Am Mittwoch, den 14.10. spät nachmittags, war es endlich soweit: Nachdem die Kaution und die erste Miete bezahlt war, wurde mir per E-Mail der Code mitgeteilt, mit dem ich ein am massiven Gitterzaun hängendes Schloss neben dem Apartmenthaus, öffnen konnte, in einem kleinen Kästchen des Schlosses befand sich ein Schlüsselanhänger, der die Haustür öffnet, den Fahrstuhl aktiviert sowie ein Briefkastenschlüssel, der nach Verwendung weitere Zugangsmechanismen für den Bewohner bereit hält, wie z.B. die Scheckkarte für die Einfahrt in die Tiefgarage. Für alle, die es interessiert oder mich mal besuchen möchten: ich wohne jetzt im Kales Building. Für weitere Informationen zum Gebäude verweise ich gerne auf http://kalesbuildingdetroit.com/.

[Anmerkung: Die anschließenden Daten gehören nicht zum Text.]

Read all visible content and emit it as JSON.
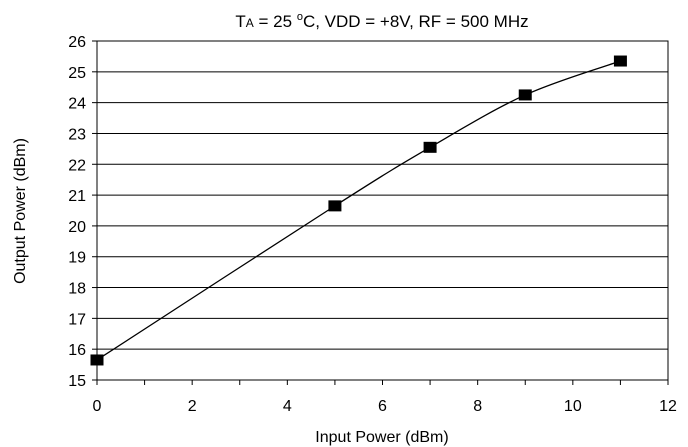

Mein kleines (Einraum)- Apartment nimmt eine Flächenausdehnung von 584 Quadratfuß ein, also etwa 54 Quadratmeter. Dabei wurde gewiss die begehbare Kleiderkammer, die in Relation zum Rest der Unterkunft eigentlich viel zu groß ausfällt, wohl zu 100% als Wohnraum berücksichtigt. Auf dem Boden ist Eichenparkett im Würfelverband verlegt, die Decken sind 4,20 m hoch abgehangen.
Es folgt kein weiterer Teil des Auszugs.